Updated on March 7, 2016
ph Nutrient Chart
ph Nutrient Chart | Source

The True Meaning of Soil pH

Most of us are aware of the term soil pH, but what does it actually mean and what to do with the info, because what I am about to tell you will turn most peoples understanding of soil pH on its head.

Soil pH is measuring of the concentration of Hydrogen ions (a cation) compared with Hydroxy ions (anions) within a measured solution on a scale of 1 to 14, 1 being very acidic and 14 being very alkaline. The ideal pH is around 6.5, which is slightly acidic and just below neutral, pH7. (This is where there are equal proportions of hyrogen and hydroxy ions).

So how do you find out the pH of your soil?

You can go to a local garden centre or hardware store and purchase a simple pH test kit or probe. The test kits come in two different forms, either a powder or liquid to which a soil sample is added and the probe is directly inserted into the soil.

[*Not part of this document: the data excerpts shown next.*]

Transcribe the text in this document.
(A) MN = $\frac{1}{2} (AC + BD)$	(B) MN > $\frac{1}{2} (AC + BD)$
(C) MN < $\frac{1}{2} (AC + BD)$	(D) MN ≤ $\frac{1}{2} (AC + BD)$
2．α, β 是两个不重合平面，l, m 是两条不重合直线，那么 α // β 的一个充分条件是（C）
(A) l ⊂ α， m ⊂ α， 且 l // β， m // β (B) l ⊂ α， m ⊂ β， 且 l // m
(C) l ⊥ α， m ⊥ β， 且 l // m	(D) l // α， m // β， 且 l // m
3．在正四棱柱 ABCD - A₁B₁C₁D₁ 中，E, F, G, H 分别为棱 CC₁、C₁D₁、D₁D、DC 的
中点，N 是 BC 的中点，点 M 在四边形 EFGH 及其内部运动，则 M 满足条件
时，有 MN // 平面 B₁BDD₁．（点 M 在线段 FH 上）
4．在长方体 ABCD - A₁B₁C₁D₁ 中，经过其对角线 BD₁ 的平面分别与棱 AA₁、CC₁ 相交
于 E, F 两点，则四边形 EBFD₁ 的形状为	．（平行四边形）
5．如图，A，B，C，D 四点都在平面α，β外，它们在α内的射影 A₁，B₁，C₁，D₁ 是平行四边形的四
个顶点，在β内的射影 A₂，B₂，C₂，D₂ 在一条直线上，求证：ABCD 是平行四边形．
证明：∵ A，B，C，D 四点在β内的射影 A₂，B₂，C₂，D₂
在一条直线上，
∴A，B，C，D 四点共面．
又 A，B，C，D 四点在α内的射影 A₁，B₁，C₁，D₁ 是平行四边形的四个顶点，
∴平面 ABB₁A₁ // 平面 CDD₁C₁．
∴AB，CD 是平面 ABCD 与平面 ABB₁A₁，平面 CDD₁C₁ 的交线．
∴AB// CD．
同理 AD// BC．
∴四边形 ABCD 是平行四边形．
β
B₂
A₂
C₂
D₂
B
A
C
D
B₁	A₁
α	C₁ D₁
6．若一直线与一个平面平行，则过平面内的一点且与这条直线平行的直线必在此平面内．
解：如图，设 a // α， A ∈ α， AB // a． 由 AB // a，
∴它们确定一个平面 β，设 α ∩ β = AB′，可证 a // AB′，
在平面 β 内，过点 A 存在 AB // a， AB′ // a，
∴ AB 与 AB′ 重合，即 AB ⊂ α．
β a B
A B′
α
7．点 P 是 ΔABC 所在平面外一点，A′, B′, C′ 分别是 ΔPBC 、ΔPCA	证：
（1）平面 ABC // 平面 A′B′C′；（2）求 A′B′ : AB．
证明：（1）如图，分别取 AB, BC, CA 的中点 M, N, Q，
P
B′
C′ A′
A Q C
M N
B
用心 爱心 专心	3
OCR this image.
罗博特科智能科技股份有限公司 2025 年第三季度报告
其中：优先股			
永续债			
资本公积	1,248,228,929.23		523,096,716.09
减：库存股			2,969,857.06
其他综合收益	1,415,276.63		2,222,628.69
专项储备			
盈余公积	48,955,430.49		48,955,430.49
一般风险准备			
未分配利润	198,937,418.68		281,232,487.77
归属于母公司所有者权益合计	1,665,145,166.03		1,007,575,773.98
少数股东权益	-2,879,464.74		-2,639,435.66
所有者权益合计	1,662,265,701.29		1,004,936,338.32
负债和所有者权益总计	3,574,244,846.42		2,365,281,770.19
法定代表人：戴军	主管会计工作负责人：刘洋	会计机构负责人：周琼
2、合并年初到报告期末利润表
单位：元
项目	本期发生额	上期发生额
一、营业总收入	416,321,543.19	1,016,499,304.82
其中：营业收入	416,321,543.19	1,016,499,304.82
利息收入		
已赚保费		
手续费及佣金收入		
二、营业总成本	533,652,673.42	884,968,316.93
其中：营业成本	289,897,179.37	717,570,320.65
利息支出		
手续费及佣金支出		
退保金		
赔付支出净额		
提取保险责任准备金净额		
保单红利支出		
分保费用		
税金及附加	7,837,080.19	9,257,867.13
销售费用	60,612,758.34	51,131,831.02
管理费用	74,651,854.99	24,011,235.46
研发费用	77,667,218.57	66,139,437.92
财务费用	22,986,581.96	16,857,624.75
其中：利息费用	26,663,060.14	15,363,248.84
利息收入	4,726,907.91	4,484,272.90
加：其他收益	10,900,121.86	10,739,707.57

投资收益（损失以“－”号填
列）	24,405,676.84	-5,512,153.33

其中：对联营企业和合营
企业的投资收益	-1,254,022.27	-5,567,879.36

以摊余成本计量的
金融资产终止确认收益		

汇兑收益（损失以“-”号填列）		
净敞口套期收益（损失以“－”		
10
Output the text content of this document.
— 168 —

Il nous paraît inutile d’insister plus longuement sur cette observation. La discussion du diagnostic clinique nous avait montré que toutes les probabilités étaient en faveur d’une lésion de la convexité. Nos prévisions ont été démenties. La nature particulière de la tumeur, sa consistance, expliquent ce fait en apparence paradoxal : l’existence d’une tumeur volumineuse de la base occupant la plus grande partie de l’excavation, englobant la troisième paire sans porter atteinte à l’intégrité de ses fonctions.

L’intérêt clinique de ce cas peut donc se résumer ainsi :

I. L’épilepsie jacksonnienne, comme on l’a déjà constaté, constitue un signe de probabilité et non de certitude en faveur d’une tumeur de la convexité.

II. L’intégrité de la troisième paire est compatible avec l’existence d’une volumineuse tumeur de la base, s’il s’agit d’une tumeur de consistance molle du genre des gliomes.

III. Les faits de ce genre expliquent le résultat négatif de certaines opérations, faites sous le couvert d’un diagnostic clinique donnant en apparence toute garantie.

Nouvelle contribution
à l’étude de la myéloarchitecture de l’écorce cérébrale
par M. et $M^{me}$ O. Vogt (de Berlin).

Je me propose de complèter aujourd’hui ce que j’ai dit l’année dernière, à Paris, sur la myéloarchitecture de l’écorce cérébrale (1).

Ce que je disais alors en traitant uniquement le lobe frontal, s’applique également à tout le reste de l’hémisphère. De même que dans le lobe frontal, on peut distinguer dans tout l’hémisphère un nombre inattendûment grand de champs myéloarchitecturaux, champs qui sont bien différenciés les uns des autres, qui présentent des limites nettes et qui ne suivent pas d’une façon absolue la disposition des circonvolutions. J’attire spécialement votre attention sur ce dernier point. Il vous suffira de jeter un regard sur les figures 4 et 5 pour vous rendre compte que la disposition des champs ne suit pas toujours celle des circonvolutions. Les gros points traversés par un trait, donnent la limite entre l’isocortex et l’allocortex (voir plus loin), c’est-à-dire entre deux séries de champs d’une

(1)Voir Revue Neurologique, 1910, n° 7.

For a powder test kit, simply fill the test tube with the required amount of soil and water (must be neutral, otherwise it will skew you results), followed by a capsule of powder which contains the active ingredient. Shake up and down, allow to settle and the colour of the solution will change accordingly, depending on the pH of your soil.

What does a pH actually signify?

The results of a pH test have traditionally been used to indicate whether there is a need to lime (alkalize) when a soil is acidic, below pH 7, or acidify a soil when a soil is alkaline, above pH 7. But according to some eminent soil scientists Prof William Albrecht, Dr Carey Reams and others, this is according to them, following much scientific work, the wrong interpretation of pH readings.

According to them, soil pH is princably determined by concentrations of calcium, magnesium, potassium and sodium ions and by working to get these into balance, soil pH will gradually be brought into line at 6.5 pH; pH readings can also be affected, by temperature, moisture and soil micro-organisms. Therefore, adding lime or sulphur to raise or lower soil pH is incorrect. The calcium in lime, and sulphur, should be viewed as nutrients in there own right as they are vital for healthy plant growth, cell formation and part of a plants defence mechanism.

This may all sound a bit complicated for the average gardener, but for a grower such information could mean the difference between an average crop or an excellent one. pH testing should be used as a rough guide, because the levels of correct soil nutrients are more important.

Why pH 6.5?

This the pH level where all the major plant nutrients are available, Nitrates, Potassium, Calcium, Phosphates, Iron, Magnesium, Sulphur, Manganese, Zinc, Copper and Boron. Either side of 6.5 pH, the nutrient availability will either increase or decrease.